I tell that story as a reminder that we can control our own destiny. It’s something Wall Street firms can replicate by shortening settlement times for those firms that want it.
The imperative for faster settlements is clear, especially for institutional firms. Pressure from new regulations is intensifying, and that will make it difficult for capital markets and financial institutions to beat their cost of equity capital over the next five years. To close that gap, banks must restructure, find new and untraditional ways to cut costs and use their capital more efficiently. These themes emerge in our report “Restructuring for Profitability,” developed in collaboration with leading global equity analysts and Institutional Investor.
Given that capital markets and financial institutions face such challenges, it’s frustrating to wait until 2017 for faster settlement when the benefits are so clear and we are only just then catching up to Europe. Moving to T+2 settlement would reduce the average clearing fund requirement by 15-24%, according to a 2012 report by the Boston Consulting Group for the Depository Trust & Clearing Corporation.

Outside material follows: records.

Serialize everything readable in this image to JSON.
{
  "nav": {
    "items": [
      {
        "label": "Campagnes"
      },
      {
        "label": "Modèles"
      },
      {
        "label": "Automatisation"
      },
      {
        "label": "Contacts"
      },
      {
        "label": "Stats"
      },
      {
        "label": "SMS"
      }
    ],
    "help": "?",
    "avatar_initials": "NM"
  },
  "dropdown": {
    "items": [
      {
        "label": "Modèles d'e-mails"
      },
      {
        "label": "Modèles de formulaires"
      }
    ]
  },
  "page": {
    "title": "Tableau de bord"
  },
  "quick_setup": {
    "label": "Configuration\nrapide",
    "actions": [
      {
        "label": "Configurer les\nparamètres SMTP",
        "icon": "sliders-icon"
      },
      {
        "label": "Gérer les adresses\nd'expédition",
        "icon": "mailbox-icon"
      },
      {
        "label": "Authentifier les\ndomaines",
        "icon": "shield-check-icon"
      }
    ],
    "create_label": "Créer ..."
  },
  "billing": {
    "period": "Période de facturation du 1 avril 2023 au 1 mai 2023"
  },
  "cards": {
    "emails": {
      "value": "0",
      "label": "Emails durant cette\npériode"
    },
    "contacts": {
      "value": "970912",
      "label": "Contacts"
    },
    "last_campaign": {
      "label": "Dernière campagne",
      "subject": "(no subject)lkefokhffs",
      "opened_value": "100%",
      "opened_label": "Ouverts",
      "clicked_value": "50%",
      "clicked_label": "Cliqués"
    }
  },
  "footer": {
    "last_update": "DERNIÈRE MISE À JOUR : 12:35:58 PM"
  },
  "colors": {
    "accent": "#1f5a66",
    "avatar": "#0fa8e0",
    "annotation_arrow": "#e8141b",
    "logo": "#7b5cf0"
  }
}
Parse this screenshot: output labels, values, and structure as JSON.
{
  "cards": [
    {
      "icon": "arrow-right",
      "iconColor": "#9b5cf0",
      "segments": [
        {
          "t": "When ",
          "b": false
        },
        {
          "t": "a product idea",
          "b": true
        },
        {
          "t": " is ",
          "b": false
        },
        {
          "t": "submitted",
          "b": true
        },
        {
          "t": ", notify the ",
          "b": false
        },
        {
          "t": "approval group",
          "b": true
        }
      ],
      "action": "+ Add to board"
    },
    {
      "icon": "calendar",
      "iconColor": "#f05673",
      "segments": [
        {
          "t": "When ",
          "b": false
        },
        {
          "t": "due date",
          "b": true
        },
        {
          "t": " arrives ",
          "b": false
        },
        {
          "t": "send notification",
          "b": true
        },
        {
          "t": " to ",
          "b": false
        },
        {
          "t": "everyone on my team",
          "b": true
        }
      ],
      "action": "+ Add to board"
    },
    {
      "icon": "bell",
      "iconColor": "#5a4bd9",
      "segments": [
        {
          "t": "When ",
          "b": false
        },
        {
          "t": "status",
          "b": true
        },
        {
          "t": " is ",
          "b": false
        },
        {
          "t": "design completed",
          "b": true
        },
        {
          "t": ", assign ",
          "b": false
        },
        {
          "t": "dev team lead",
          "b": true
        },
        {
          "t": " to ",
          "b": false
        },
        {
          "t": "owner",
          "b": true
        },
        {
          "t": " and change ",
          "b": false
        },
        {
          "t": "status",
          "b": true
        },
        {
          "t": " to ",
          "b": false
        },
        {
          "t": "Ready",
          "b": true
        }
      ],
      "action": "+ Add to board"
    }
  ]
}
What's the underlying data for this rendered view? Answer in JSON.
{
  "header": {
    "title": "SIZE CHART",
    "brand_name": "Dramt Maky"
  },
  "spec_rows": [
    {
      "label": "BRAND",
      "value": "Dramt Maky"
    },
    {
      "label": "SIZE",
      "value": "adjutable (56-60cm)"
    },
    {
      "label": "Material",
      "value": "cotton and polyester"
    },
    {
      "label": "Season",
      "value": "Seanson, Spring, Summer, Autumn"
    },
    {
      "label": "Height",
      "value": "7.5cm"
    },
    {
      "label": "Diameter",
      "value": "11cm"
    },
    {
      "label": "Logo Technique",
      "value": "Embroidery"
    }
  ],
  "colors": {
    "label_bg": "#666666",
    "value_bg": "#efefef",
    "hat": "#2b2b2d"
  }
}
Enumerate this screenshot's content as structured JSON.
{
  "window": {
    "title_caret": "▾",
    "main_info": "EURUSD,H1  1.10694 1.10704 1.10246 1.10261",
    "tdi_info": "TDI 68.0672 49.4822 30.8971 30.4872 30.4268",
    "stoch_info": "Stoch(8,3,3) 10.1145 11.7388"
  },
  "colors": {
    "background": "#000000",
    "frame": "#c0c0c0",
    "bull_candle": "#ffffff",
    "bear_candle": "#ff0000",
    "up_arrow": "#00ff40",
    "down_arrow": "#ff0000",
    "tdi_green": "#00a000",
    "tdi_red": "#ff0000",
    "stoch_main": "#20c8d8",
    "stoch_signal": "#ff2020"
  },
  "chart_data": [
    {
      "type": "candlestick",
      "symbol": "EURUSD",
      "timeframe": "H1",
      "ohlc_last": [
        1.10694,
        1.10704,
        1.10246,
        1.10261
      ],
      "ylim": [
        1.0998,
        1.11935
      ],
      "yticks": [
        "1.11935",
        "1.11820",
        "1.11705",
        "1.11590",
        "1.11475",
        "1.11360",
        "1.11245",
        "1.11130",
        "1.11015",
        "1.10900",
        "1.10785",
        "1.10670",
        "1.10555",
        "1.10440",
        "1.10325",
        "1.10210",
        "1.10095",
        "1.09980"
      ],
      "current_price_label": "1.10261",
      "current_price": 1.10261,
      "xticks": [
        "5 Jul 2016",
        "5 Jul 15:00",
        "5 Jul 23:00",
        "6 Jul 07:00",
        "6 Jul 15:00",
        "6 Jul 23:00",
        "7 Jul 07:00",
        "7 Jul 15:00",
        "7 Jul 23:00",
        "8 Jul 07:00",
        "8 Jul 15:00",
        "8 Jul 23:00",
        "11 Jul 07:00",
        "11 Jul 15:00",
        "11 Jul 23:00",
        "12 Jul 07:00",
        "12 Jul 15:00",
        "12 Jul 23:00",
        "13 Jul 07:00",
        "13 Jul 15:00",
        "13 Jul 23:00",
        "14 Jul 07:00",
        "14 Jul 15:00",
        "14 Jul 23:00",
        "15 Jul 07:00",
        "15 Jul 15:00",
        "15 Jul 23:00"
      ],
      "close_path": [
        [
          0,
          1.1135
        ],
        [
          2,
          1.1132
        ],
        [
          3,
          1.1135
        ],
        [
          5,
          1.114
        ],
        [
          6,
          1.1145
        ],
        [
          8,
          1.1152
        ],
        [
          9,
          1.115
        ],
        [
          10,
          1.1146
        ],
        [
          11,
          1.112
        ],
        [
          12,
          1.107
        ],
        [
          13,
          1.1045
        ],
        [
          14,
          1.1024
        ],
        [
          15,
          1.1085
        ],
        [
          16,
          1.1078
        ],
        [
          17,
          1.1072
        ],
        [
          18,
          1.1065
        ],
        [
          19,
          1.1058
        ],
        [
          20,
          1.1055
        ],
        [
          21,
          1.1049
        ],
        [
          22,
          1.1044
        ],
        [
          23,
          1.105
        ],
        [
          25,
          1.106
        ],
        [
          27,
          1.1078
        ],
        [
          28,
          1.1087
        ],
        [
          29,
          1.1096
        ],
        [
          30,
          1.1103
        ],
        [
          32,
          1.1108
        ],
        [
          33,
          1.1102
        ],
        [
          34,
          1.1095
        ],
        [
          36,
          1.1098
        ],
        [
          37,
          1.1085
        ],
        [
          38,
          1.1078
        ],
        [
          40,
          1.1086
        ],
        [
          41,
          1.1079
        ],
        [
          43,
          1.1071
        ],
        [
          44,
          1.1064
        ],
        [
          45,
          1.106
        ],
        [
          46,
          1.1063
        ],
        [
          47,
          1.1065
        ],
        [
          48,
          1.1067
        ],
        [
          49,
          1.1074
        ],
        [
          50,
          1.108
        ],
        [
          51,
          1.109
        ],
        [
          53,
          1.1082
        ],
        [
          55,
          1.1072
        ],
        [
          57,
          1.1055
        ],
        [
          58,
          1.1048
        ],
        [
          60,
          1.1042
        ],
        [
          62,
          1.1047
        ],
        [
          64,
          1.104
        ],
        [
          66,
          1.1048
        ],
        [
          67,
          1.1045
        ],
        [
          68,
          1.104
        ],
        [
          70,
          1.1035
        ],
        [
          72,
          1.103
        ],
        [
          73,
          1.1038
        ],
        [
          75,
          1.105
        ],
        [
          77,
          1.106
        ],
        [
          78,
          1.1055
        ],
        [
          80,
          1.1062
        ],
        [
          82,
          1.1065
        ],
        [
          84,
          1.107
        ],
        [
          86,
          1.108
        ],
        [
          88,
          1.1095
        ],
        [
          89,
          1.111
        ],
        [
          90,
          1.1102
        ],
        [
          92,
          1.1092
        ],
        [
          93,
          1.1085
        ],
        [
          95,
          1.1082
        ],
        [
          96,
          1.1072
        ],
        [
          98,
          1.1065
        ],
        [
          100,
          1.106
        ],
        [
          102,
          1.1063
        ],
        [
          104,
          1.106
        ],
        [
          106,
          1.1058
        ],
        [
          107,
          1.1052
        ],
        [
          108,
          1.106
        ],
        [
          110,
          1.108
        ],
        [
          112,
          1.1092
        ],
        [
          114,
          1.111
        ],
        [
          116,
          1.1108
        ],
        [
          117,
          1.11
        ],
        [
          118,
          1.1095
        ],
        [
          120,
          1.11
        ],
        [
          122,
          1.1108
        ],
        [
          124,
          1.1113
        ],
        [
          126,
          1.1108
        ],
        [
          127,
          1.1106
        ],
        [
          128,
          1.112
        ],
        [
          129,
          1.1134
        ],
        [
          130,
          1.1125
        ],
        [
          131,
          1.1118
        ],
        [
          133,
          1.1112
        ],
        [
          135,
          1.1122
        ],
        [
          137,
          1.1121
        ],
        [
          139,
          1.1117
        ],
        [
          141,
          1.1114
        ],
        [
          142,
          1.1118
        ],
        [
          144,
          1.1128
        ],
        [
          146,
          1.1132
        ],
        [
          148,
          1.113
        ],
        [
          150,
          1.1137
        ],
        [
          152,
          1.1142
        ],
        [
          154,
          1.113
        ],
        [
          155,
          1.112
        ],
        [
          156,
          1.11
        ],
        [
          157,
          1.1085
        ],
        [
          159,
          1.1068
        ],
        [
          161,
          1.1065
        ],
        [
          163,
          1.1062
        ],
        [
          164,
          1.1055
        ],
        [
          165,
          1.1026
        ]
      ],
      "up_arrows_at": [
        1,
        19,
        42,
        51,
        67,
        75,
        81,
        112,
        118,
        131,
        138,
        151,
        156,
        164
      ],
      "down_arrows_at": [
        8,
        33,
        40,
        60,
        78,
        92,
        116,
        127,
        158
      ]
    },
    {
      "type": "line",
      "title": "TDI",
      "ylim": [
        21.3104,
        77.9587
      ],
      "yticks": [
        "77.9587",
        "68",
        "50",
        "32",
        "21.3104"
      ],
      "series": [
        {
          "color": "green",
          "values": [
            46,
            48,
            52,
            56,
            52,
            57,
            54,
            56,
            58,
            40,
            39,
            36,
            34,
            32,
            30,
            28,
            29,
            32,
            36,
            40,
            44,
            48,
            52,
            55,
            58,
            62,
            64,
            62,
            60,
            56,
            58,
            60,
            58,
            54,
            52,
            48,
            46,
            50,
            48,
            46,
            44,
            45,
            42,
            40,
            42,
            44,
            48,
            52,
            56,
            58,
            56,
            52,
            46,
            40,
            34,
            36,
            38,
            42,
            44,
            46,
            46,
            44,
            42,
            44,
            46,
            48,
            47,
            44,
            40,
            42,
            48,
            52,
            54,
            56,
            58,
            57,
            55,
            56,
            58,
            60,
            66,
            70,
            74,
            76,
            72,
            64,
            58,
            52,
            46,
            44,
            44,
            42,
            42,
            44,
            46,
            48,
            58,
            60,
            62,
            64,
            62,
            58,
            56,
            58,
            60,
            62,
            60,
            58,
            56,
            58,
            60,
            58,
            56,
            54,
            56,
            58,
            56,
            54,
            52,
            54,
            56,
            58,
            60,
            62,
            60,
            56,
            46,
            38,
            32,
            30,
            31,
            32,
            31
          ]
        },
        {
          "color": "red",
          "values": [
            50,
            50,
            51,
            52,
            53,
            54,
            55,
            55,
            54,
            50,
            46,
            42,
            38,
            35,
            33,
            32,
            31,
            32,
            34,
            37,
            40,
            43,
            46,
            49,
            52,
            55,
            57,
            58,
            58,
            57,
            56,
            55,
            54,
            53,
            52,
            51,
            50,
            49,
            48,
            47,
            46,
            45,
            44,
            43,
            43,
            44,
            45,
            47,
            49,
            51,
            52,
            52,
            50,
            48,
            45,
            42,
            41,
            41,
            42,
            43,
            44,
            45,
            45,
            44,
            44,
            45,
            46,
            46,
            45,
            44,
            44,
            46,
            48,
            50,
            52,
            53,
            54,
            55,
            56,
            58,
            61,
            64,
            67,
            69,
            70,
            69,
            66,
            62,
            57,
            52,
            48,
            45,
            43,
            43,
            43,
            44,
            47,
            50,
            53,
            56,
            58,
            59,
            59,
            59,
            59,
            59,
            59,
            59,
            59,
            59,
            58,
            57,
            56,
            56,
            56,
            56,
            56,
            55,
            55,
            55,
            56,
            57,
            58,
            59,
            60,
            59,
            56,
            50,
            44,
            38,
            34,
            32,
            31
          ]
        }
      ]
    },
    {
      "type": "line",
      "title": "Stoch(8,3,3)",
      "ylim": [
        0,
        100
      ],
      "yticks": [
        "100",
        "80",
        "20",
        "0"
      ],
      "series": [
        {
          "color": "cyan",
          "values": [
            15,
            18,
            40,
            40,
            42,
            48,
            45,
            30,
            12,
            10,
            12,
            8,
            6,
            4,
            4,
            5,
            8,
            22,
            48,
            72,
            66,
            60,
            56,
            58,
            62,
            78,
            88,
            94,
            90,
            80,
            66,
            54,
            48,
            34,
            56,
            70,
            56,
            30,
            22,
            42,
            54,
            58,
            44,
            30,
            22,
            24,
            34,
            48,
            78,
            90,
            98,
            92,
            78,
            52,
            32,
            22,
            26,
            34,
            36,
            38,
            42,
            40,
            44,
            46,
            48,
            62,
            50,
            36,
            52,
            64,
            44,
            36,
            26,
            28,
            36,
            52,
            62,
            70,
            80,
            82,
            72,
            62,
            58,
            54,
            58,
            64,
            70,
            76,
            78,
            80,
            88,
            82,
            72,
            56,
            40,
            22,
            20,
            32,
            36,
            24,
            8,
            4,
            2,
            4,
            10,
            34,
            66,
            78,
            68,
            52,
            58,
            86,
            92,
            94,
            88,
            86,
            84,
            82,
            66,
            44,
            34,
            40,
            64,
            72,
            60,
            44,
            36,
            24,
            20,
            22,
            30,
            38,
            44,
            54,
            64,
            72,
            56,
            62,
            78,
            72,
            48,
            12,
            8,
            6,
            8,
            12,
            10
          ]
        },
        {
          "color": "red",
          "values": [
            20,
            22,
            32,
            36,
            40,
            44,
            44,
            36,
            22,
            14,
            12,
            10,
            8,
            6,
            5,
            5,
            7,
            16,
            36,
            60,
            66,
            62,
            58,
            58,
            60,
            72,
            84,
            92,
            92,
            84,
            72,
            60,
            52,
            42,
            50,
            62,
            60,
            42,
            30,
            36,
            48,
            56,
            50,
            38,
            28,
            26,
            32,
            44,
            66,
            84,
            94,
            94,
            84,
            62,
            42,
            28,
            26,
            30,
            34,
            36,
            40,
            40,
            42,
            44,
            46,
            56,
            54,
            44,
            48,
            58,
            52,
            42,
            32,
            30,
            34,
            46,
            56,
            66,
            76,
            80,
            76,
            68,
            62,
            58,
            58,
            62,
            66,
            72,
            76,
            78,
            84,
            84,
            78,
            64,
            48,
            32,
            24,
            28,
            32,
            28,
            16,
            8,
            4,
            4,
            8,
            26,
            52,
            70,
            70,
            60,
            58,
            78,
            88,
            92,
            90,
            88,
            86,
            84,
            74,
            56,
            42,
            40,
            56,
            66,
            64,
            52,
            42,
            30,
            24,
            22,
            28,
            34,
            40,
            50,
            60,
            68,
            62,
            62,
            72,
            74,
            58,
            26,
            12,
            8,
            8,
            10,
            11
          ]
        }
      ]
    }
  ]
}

Institutional firms had wanted to move to T+1 trading because it would have even more benefits than T+2 — other firms, though, felt that shift would be disruptive to their business. Regulators saw the value in T+1 settlement but felt T+2 settlement was a balanced compromise. However, those firms that want T+1 settlement can have it today. Wall Street firms could already be settling trades faster under rules of their own making because we already have the technology.
Firms interested in faster settlement could identify and join like-minded companies to set up a fixed-income utility, a members-only club to settle trades faster. Think of it as like setting up your own carpool lane to traverse the highway faster. Willing firms can use available technology to trade more quickly and efficiently today instead of waiting until late 2017, when settlement will still not be as fast as they want.
Today, capital is a real challenge on Wall Street. Faster trades will free up capital and, thanks to modern software and trade settlement tools, T+1 trades are possible today. Many firms on Wall Street want shorter settlement times and should not wait for a compromise that does not go as far as they had wanted. Waiting until 2017 for faster trading is like waiting until April 15 to file for your tax refund when you have all the information you need in January. When it comes to freeing up your own capital, now is always better than later.